Exit-site care with ciprofloxacin otologic solution prevents polyurethane catheter infection in peritoneal dialysis patients.

OBJECTIVE: Mupirocin ointment and antiseptics are standard cleansing agents in routine exit-site care of peritoneal dialysis (PD) catheters, but these agents have a deleterious effect on polyurethane devices. We assessed the effectiveness of topical use of ciprofloxacin otologic solution for preventing exit-site infection (ESI) in PD patients with polyurethane catheters. DESIGN: Prospective study. SETTING: Service of Nephrology of an acute-care teaching hospital in Galdácano, Bizkaia, Spain. PATIENTS: A total of 164 patients with polyurethane catheters inserted was studied from start of continuous ambulatory PD to the end of a 24-month period. Patients were divided into two groups according to exit-site treatment protocols.
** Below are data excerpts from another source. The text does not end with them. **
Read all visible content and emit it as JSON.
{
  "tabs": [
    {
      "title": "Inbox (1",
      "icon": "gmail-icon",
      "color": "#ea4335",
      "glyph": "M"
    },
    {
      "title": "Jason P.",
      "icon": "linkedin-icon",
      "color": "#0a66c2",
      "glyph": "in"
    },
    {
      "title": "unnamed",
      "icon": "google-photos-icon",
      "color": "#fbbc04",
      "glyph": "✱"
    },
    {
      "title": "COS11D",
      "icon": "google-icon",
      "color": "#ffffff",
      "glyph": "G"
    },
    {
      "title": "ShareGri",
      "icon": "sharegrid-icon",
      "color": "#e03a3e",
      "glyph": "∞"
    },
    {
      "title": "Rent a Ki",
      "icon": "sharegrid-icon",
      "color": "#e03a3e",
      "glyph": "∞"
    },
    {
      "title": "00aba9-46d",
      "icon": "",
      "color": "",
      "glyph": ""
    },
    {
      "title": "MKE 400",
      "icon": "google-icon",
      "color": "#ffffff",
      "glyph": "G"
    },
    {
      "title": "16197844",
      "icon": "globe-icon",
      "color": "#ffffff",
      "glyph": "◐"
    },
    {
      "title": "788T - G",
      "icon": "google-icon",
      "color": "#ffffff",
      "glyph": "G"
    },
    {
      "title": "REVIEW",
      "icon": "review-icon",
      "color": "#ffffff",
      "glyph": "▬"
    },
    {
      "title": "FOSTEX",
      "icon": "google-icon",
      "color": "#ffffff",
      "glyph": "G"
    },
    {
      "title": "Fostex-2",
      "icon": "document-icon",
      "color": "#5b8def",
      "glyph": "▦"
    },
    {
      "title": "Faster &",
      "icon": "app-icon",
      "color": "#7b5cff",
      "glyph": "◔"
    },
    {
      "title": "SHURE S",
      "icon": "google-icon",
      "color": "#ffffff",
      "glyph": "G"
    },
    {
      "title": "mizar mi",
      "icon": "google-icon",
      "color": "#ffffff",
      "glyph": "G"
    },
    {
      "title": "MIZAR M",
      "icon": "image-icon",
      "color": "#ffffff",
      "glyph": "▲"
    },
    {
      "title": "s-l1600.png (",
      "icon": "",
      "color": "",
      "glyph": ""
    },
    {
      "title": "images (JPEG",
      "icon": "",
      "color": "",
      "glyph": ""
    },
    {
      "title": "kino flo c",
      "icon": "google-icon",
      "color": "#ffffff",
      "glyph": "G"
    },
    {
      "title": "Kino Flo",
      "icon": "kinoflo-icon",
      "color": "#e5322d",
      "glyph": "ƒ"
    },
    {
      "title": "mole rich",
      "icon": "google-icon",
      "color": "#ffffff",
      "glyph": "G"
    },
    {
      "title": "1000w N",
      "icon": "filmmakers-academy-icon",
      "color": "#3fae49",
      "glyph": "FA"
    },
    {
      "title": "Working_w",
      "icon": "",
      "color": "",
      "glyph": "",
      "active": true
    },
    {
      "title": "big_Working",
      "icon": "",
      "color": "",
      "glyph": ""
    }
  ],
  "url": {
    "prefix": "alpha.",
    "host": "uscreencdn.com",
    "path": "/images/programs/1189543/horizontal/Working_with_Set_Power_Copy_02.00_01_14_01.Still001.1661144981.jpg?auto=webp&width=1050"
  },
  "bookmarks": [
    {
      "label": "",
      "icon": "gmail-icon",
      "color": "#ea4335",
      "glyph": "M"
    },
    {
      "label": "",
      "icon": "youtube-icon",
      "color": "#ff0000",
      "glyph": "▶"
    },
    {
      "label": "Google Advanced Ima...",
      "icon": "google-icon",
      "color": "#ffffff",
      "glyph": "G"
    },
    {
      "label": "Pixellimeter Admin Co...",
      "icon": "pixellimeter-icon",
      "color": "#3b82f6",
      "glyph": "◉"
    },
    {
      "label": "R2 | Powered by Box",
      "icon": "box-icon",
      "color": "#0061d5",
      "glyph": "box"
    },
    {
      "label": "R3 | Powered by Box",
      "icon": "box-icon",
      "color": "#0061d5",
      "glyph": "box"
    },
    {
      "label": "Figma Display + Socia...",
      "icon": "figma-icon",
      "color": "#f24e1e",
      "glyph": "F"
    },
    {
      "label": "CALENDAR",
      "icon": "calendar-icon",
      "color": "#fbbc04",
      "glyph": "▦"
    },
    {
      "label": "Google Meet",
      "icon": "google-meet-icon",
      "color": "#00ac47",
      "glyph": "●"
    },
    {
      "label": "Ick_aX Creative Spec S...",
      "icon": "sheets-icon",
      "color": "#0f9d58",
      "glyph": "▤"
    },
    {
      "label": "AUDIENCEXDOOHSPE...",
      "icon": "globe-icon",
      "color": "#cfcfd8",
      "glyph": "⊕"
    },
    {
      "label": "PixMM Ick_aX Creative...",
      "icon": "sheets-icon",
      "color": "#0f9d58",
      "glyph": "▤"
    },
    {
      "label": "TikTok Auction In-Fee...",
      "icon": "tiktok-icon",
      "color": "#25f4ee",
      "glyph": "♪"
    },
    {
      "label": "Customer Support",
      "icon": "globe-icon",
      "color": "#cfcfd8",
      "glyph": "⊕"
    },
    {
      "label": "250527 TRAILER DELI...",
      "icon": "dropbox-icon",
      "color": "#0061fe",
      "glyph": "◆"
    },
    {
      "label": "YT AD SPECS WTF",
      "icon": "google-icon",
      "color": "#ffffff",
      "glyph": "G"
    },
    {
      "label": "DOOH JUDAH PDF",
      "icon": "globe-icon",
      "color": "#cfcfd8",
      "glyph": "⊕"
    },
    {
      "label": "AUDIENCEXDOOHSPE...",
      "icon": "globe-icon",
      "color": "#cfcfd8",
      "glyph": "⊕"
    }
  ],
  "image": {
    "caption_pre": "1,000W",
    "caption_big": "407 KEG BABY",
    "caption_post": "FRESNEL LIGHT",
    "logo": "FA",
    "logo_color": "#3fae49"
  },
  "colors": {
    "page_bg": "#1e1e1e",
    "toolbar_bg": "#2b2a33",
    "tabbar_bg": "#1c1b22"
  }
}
INTERVENTION: Patients in group 1 (n = 86) were instructed on daily exit-site care with soap and water only; whereas patients in group 2 (n = 78) cleansed with soap and water, followed by application of a single-dose vial of 0.5 mL ciprofloxacin (1 mg) for application around the insertion site. MAIN OUTCOME MEASURES: Episodes of ESI and peritonitis. RESULTS: There were 67 episodes of ESI among patients in group 1 versus 9 episodes among patients in group 2 (p < 0.05), resulting in a rate of 0.41 and 0.06 episodes per patient-year of exposure, respectively (p < 0.001). Staphylococcus aureus ESI rate was 0.34 in group 1 versus 0.06 in group 2 (p = 0.001). Infections caused by Pseudomonas aeruginosa and other pathogens occurred in 11 patients in group 1 and in no patients in group 2 (p = 0.05). Peritonitis due to S. aureus ESI was significantly less frequent among patients treated with ciprofloxacin (1 vs 9 cases, p = 0.001). Removal of the catheter was necessary in 5 patients in group 1 and in no patients in group 2 (p < 0.05). CONCLUSION: Daily application of ciprofloxacin otologic solution at the exit site of PD patients with polyurethane catheters inserted significantly reduces the rate of ESI caused by S. aureus and other organisms, particularly P. aeruginosa.